Referring to the California Institute for Regenerative Medicine the Times wrote,

"For 3 1/2 years, the agency focused on the basic groundwork needed to someday use human embryonic stem cells to replace body parts damaged by injury or disease. Such cures are still far in the future.

"Now the institute has a more immediate goal: boosting therapies that are much further along in development and more often rely on less glamorous adult stem cells. It is concentrating its vast financial resources on projects that could cure conditions such as age-related macular degeneration, AIDS, sickle cell disease and various types of cancer." (See www.latimes.com/news/nationworld/nation/la-sci-stem-cells10-2010jan10,0,725609,full.story.)

Wow! As those who have kept track of this "boondoggle" (bioethicist Wesley J. Smith's characterization), this is an incredible turnaround and a humiliating admission (my words). I could not possibly say it better than the IBD editorial:

"California's Proposition 71 was intended to create a $3 billion West Coast counterpart to the National Institutes of Health, empowered to go where the NIH could not -- either because of federal policy or funding restraints on biomedical research centered on human embryonic stem cells…Five years later, ESCR [embryonic stem cell research] has failed to deliver and backers of Prop 71 are admitting failure. The California Institute for Regenerative Medicine, the state agency created to, as some have put it, restore science to its rightful place, is diverting funds from ESCR to research that has produced actual therapies and treatments: adult stem cell research. It not only has treated real people with real results; it also does not come with the moral baggage ESCR does.

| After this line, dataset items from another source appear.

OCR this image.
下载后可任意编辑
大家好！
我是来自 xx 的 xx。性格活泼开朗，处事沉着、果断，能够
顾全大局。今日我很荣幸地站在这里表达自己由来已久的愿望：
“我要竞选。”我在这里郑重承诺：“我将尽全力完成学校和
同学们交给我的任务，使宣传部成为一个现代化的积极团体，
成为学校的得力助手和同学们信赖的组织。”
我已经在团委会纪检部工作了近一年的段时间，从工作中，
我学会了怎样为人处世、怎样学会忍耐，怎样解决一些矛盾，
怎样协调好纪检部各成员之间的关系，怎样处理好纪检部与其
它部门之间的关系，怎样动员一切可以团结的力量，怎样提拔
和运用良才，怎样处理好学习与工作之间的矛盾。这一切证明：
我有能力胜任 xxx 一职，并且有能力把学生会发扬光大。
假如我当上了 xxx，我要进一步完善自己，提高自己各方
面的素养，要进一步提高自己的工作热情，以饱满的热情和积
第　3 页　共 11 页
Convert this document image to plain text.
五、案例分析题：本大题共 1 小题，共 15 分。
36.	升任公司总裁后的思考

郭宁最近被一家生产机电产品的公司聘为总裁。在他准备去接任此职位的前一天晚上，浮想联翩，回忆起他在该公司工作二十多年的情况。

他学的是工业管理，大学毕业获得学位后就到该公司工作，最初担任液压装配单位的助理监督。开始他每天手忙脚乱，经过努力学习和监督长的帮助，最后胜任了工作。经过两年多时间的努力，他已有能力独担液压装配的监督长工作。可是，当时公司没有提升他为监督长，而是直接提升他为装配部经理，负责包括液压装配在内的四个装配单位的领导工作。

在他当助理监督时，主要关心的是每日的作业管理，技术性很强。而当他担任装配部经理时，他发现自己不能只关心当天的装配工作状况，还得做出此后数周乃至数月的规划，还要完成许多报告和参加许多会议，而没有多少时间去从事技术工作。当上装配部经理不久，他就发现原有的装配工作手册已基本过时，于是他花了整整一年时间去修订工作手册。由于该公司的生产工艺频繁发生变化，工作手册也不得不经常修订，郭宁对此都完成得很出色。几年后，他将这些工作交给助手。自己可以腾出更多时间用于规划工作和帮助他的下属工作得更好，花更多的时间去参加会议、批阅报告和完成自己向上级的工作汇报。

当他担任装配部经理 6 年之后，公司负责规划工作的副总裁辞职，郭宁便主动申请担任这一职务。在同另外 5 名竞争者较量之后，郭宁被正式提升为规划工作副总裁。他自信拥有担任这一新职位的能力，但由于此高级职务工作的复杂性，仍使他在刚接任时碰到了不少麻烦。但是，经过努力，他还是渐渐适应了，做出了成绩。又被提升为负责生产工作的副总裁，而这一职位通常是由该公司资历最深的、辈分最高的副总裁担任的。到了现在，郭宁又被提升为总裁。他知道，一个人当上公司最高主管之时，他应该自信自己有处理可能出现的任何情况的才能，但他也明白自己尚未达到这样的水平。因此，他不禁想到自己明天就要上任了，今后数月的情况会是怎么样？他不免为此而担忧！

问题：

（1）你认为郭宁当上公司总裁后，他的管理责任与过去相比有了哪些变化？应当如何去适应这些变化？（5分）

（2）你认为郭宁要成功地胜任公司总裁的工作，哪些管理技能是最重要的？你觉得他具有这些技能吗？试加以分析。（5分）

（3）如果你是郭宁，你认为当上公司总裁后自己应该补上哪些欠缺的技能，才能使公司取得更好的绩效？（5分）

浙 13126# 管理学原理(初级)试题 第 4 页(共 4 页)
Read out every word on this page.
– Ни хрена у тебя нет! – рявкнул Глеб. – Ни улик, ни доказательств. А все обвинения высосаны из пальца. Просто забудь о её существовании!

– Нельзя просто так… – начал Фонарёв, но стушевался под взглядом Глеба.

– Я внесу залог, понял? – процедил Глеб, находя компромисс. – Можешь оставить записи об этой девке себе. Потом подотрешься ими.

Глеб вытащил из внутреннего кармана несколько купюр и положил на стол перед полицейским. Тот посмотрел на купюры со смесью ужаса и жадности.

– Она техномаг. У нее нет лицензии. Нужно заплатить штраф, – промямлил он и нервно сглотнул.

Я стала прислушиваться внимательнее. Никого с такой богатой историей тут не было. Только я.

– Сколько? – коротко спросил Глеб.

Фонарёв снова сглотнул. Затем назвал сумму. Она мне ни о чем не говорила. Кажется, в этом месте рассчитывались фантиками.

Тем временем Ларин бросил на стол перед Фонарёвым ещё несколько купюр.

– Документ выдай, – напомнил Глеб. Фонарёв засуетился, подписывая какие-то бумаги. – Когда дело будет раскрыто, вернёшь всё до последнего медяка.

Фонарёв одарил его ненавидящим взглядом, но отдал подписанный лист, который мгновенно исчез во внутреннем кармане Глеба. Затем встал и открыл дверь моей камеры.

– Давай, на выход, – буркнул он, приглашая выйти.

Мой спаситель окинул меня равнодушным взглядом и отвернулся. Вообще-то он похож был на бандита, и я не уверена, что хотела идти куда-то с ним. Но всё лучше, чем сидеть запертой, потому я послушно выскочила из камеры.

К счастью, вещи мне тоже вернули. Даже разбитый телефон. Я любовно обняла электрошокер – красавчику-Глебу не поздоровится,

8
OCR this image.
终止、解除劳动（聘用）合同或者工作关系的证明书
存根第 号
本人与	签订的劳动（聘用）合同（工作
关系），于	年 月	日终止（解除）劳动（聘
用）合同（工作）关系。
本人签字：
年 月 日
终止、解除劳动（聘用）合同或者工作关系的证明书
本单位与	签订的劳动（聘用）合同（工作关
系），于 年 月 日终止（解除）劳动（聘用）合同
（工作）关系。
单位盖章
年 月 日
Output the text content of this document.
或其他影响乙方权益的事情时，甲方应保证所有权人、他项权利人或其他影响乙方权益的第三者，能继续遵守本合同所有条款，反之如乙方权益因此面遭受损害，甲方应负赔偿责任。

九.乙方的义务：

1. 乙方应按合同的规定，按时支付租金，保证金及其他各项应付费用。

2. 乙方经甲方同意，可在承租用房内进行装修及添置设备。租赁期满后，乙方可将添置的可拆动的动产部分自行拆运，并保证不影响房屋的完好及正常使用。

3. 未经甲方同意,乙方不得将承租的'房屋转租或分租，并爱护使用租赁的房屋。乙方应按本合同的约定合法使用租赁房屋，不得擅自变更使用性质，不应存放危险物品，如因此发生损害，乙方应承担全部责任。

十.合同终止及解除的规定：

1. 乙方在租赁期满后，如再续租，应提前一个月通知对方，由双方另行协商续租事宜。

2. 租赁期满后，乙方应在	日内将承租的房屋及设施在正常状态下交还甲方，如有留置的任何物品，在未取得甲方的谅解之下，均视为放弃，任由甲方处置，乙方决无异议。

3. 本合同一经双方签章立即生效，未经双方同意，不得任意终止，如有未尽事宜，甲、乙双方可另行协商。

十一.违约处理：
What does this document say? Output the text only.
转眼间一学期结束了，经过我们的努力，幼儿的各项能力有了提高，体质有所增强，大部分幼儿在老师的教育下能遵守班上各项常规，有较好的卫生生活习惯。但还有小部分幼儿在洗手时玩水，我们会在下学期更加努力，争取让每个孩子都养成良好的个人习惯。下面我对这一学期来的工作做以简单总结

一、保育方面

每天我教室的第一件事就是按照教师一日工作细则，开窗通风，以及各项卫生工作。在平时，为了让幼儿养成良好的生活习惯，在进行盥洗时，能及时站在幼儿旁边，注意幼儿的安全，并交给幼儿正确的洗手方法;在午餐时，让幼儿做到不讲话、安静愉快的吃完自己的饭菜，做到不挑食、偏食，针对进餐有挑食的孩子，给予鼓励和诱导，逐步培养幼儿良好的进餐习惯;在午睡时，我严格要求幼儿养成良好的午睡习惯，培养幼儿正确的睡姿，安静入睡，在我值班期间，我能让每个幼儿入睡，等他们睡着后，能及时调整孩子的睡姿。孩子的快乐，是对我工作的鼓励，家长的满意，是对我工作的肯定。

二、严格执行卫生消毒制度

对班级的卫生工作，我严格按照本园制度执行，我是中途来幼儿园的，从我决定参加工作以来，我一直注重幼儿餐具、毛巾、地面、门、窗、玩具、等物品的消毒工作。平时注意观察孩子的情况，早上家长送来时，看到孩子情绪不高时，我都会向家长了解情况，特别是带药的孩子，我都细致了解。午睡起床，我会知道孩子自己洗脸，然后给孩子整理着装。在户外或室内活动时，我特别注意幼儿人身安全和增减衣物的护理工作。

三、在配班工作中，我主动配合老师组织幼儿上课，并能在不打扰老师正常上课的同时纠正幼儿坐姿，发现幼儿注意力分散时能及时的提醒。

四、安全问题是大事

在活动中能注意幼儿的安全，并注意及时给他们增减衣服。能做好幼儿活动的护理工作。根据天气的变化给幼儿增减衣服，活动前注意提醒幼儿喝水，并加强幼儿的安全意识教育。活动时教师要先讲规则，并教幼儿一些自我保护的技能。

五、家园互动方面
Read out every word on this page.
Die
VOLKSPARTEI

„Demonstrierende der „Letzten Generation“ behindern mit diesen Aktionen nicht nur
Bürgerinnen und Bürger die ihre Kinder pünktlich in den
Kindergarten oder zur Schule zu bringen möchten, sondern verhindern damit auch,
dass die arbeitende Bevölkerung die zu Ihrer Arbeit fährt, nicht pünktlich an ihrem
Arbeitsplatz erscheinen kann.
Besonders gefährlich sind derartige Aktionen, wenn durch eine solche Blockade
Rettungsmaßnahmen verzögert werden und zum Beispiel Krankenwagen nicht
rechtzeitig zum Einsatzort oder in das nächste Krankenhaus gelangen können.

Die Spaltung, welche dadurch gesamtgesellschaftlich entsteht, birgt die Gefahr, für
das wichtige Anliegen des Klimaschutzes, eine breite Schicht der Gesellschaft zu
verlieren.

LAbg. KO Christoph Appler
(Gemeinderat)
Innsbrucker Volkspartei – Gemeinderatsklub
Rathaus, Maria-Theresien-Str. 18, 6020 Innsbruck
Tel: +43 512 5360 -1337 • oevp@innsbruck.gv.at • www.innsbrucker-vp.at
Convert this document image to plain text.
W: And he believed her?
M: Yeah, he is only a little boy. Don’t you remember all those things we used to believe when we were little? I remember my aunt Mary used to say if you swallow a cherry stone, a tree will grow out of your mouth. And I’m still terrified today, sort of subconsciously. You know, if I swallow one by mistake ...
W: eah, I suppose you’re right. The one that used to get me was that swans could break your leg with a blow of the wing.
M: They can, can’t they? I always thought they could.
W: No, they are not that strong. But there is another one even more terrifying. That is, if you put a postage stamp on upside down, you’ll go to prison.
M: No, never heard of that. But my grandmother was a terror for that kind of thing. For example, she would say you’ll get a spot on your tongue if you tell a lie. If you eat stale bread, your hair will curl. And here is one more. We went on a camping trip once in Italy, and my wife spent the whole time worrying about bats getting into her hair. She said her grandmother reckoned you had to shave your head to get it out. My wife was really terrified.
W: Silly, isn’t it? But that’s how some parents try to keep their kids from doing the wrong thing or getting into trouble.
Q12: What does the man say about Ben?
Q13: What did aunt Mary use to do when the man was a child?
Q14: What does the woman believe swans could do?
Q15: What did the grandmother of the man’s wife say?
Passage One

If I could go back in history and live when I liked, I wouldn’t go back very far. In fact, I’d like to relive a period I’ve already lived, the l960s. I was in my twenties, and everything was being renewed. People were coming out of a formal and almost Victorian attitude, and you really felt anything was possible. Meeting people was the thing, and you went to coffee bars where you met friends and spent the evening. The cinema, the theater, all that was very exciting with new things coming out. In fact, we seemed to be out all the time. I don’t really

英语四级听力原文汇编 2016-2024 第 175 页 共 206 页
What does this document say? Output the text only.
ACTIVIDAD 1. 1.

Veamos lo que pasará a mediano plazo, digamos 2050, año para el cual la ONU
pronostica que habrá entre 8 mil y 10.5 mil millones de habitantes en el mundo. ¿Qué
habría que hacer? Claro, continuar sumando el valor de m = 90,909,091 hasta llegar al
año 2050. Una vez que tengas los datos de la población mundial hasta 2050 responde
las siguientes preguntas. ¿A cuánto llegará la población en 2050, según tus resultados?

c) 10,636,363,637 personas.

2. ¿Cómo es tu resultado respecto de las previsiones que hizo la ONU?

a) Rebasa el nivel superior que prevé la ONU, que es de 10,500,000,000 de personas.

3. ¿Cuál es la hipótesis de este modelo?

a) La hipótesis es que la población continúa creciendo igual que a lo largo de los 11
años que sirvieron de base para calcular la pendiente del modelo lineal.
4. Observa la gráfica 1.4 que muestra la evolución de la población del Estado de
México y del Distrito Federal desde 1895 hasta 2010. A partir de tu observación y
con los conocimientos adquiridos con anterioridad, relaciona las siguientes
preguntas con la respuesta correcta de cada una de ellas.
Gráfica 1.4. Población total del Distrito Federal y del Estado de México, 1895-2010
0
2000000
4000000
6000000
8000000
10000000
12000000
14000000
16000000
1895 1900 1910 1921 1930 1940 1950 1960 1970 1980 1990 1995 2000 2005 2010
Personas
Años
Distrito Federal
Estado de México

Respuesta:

"To us, this is a classic bait-and-switch, an attempt to snatch success from the jaws of failure and take credit for discoveries and advances achieved by research Prop. 71 supporters once cavalierly dismissed. We have noted how over the years that when funding was needed, the phrase "embryonic stem cells" was used. When actual progress was discussed, the word "embryonic" was dropped because ESCR never got out of the lab." (See
www.investors.com/NewsAndAnalysis/Article.aspx?id=517870.)

I really do want you to read both pieces and Part Two of TN&V, so let me end by quoting from Smith's conclusion :

"But eventually, all parties have to come to an end. Proposition 71 can now be seen as a disaster, its mismanagement a disgrace, with hubris the coin of its realm."